Have a Meditation Bell Handy
Meditation bells, or signing bells, are one of my favorite cues for tranquility. Mindfulness bells are used to signify the start and end of mindfulness practice. When we repeatedly pair a cue (like a bell) with a behavior (mindfulness), the resulting response (relaxation) can be paired with the cue. Eventually, just seeing or hearing the cue (mindfulness bell) can result in the paired response (relaxation). It’s called classical conditioning.
Practice mindfulness using the meditation bell throughout the day. It's preferable if you can sit on a pillow or another seat away from the desk while you meditate. Taking frequent mindfulness breaks can decrease stress, provide mental clarity, and even improve task efficiency. Even if you aren't able to complete a mindfulness practice, just seeing the mindfulness bell at your desk can be a cue to pause, take a deep breath, and feel more relaxed. A small pause, even just for a few minutes, can provide huge benefits.

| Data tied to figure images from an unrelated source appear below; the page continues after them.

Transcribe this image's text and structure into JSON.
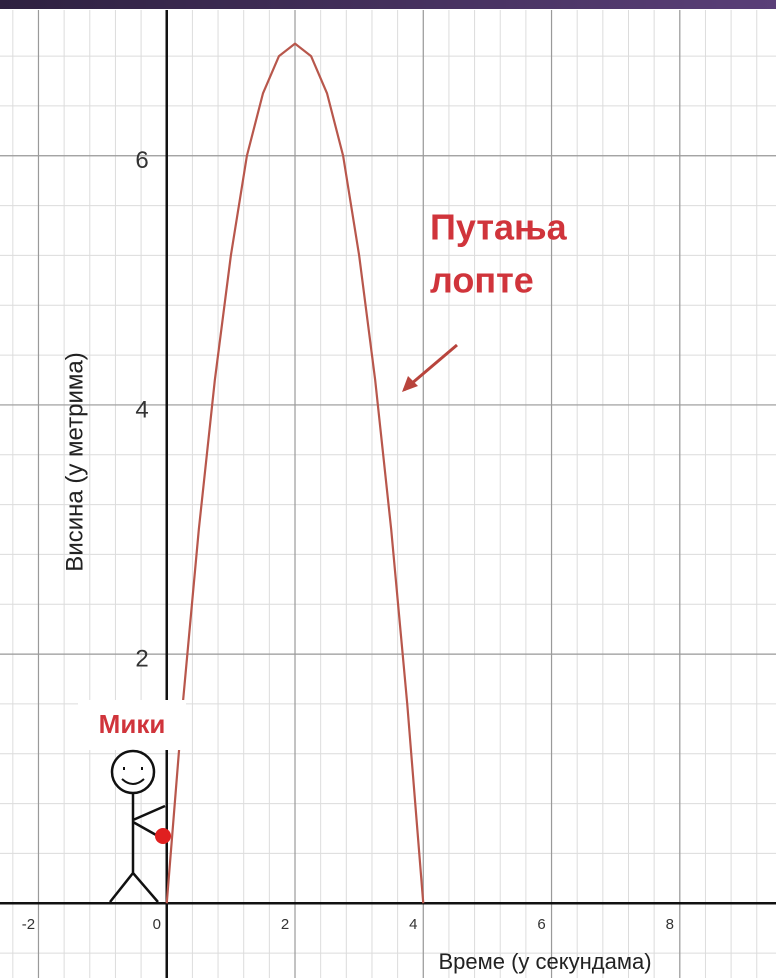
{
  "chart_data": {
    "type": "line",
    "x_label": "Време (у секундама)",
    "y_label": "Висина (у метрима)",
    "annotation": [
      "Путања",
      "лопте"
    ],
    "person_label": "Мики",
    "x": [
      0,
      0.25,
      0.5,
      0.75,
      1,
      1.25,
      1.5,
      1.75,
      2,
      2.25,
      2.5,
      2.75,
      3,
      3.25,
      3.5,
      3.75,
      4
    ],
    "series": [
      {
        "color": "#b8574c",
        "values": [
          0,
          1.6,
          3.0,
          4.2,
          5.2,
          6.0,
          6.5,
          6.8,
          6.9,
          6.8,
          6.5,
          6.0,
          5.2,
          4.2,
          3.0,
          1.6,
          0
        ]
      }
    ],
    "xlim": [
      -2.6,
      9.5
    ],
    "ylim": [
      -0.6,
      7.17
    ],
    "xticks": [
      -2,
      0,
      2,
      4,
      6,
      8
    ],
    "yticks": [
      2,
      4,
      6
    ],
    "grid": true
  }
}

Self-Soothe with Soft Items
Self-soothing is one of my favorite therapy skills to teach. It involves physically soothing the body through the five senses in order to reduce distress.

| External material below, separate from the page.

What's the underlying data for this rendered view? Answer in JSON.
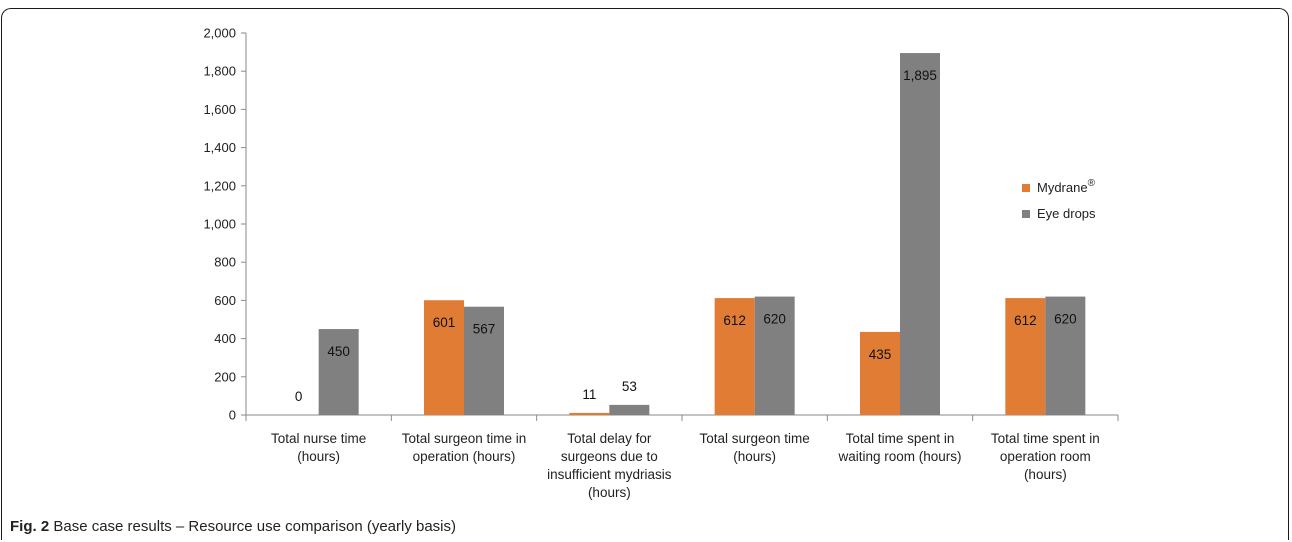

I keep soft items for self-soothing right by my desk to grab in a pinch. This can include a soft blanket or stuffed animal, a heating pad or heated blanket, pleasantly-scented candles or reed diffusers, or your favorite lotion for a quick soothing hand massage. I personally like self-soothing with touch, but you can also use your other senses. Appeal to your sense of vision by having a picture of a meaningful moment or a relaxing scene. Play calm music or relaxing sounds like waves crashing. You can even create your own self-soothe “kit" — a basket with all your favorite self-soothe items.
There is something so special about nature. Nature allows for stillness and self-reflection. It helps us appreciate the beauty in the world. It allows us to connect with other living beings. And sitting in nature has various psychological and physical benefits.
In National Geographic, Florence Williams notes that even small doses of nature can have big psychological benefits. She suggests placing small tokens of nature (like houseplants) strategically in the home. Williams also says that nature follows a dose curve — the more nature you are exposed to, the greater the benefit.
Give your office space a heavy dose of nature. Create a terrarium. Strategically place a photo of a relaxing landscape. Play a recording of outdoor sounds, like birds chirping, rain falling, or waves crashing. Display your collection of sea shells or river stones. Allow the soothing properties of nature to heal you, even at work.
Bonus Tip: Set Up a Space for Your Pets
One of the best parts about working from home is our new coworkers. Most of us find significant comfort in our pets, so use that to your advantage in your workspace.
Set up space for your furry friend. Put your dog’s bed near your desk or chair. Put a heat lamp for the cats to sit under, or the fish bowl near your line of vision. I’ll sometimes even put a blanket on my lap for my dog to covertly sit while I’m in meetings.
Allow your pets to be there for you. They’ll likely appreciate the affection and attention!
Now You're Ready to Work
Although work may not be calming, your workspace can be.
Start with organizing your space. Find a system that works for you to maximize your productivity and stave off any unnecessary worries. Have cues placed strategically near your desk for easy viewings, like a mindfulness bell, various self-soothe items, and nature-related tokens? These items can provide soothing serenity throughout the day for maximum relaxation.
Your new workplace setup will allow you to be the most tranquil and composed person “at work.”